Assumptions that such things as chemical molecules and black holes are
radically different in the 4th dimension, are equivalent to the idea that only in
a mirror is my face exactly reversed.
If dimensions, geometrically speaking, are inherent in space rather than
superimposed on it, then - for a domain of n dimensions - any domain of n-1
dimensions is a shadow world, with no more substantiality than reflections in
a mirror. We can see them, but they don’t exist. And if there are an infinity of
dimensions, reality is an unreachable illusion always beyond the visible.
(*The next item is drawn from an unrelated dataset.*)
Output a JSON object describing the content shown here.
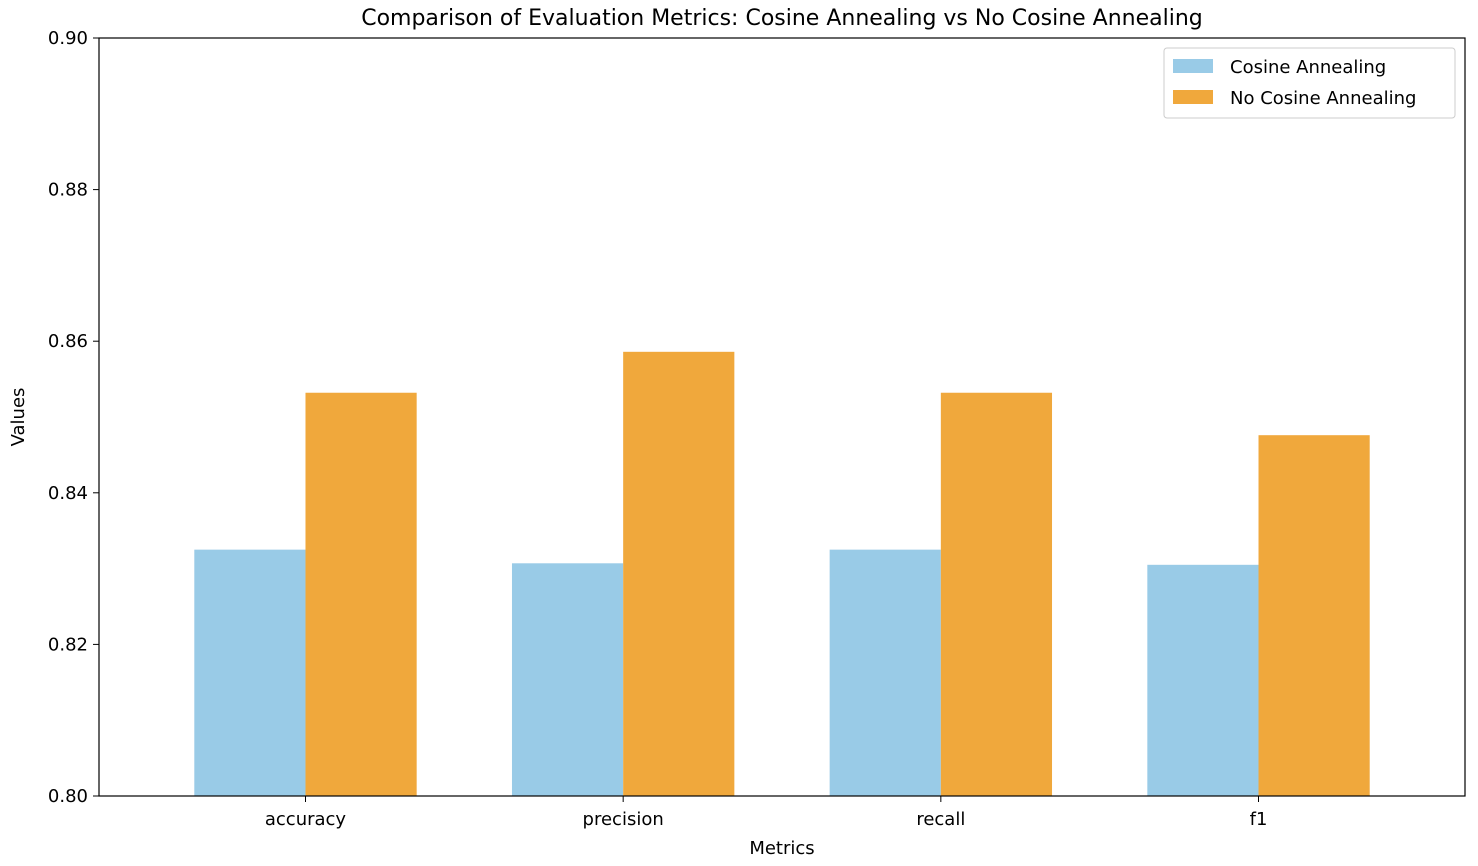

A
reality defined by boundaries, so that the infinite cannot exist, as a manifest
at least.
A guided tour of the universe - “here we have a 1-space, and over here a 4-
space” - would be absurd. In 4-space, our realm wouldhave to be an
infinitely thin cross-section of something; otherwise its chemistry would fail.
Personally, I think space can exist without dimensions, just as a line can be
without points. Insofar as either are real. And that it becomes, say, 4-space
only after 4-space geometry is ‘put into it’, and disappears when empty.
An infinity of points can be assigned to a finite line only because there is no
space between them. In spite of which they all occupy different positions. In
the same way, isn’t our realm merely an infinity of planes (‘flat’, or curved
like onion-skins), each having no thickness whatever, packed on top of each
other?
Or maybe I should stay off the liquor.